See our latest analysis for Lazydays Holdings


Taking into account the latest results, the current consensus from Lazydays Holdings’ solitary analyst is for revenues of US$811.9m in 2021, which would reflect a reasonable 6.1% increase on its sales over the past 12 months. Per-share earnings are expected to climb 16% to US$1.48. In the lead-up to this report, the analyst had been modelling revenues of US$781.8m and earnings per share (EPS) of US$1.41 in 2021. It looks like there’s been a modest increase in sentiment following the latest results, withthe analyst becoming a bit more optimistic in their predictions for both revenues and earnings.

It will come as no surprise to learn that the analyst has increased their price target for Lazydays Holdings 10% to US$22.00on the back of these upgrades.
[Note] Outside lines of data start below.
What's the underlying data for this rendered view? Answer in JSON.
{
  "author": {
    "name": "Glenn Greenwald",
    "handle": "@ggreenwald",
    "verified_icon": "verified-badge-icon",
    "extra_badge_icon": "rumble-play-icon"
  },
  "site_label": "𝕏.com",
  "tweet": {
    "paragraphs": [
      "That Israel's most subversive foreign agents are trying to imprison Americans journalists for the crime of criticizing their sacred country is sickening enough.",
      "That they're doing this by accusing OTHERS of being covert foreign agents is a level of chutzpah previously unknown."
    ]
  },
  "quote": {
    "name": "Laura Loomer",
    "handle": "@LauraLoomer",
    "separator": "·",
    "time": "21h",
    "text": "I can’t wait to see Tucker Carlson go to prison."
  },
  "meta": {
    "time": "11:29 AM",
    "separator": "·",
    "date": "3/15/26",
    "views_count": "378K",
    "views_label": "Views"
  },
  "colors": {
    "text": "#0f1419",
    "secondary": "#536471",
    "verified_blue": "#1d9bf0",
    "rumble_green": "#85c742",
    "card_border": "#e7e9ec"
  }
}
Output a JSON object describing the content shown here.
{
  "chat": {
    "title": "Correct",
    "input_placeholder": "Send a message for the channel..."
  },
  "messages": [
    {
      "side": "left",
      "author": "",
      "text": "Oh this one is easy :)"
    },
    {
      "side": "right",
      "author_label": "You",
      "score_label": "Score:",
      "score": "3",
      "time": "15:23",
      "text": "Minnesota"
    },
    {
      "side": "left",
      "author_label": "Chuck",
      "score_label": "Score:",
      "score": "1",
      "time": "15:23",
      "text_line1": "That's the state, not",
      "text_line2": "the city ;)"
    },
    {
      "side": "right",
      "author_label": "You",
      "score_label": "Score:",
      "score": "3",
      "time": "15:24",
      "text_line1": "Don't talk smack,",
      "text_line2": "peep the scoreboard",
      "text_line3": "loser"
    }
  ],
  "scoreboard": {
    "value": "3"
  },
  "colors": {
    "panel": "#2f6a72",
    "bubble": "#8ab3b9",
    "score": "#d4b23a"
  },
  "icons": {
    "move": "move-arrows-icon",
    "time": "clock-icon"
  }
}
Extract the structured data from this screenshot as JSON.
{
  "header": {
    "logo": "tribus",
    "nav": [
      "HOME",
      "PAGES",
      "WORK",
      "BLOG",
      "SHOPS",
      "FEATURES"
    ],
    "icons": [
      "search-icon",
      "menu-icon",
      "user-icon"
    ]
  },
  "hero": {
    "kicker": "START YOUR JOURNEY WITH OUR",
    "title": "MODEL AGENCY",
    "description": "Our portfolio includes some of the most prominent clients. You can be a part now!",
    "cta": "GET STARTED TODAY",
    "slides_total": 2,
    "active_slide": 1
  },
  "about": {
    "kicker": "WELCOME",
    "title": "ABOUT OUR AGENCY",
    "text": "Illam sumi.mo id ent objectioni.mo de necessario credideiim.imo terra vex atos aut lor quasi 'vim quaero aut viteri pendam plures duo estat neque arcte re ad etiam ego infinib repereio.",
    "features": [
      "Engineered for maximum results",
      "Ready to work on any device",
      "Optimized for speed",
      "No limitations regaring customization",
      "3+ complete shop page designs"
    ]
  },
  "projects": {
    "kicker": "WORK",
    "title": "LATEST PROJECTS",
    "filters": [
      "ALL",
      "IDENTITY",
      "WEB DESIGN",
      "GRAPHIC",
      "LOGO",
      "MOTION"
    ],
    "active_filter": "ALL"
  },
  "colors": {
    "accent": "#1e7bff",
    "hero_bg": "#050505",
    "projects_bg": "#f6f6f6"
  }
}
These estimates are interesting, but it can be useful to paint some more broad strokes when seeing how forecasts compare, both to the Lazydays Holdings’ past performance and to peers in the same industry. Next year brings more of the same, according to the analyst, with revenue forecast to grow 6.1%, in line with its 6.3% annual growth over the past three years. By contrast, our data suggests that other companies (with analyst coverage) in a similar industry are forecast to see their revenues grow 9.2% per year. So although Lazydays Holdings is expected to maintain its revenue growth rate, it’s forecast to grow slower than the wider industry.

The Bottom Line

The biggest takeaway for us is the consensus earnings per share upgrade, which suggests a clear improvement in sentiment around Lazydays Holdings’ earnings potential next year. They also upgraded their revenue estimates for next year, even though sales are expected to grow slower than the wider industry. We note an upgrade to the price target, suggesting that the analyst believes the intrinsic value of the business is likely to improve over time.

With that said, the long-term trajectory of the company’s earnings is a lot more important than next year. We have analyst estimates for Lazydays Holdings going out as far as 2021, and you can see them free on our platform here.

You should always think about risks though. Case in point, we’ve spotted 3 warning signs for Lazydays Holdings you should be aware of.

This article by Simply Wall St is general in nature. It does not constitute a recommendation to buy or sell any stock, and does not take account of your objectives, or your financial situation. We aim to bring you long-term focused analysis driven by fundamental data. Note that our analysis may not factor in the latest price-sensitive company announcements or qualitative material. Simply Wall St has no position in any stocks mentioned.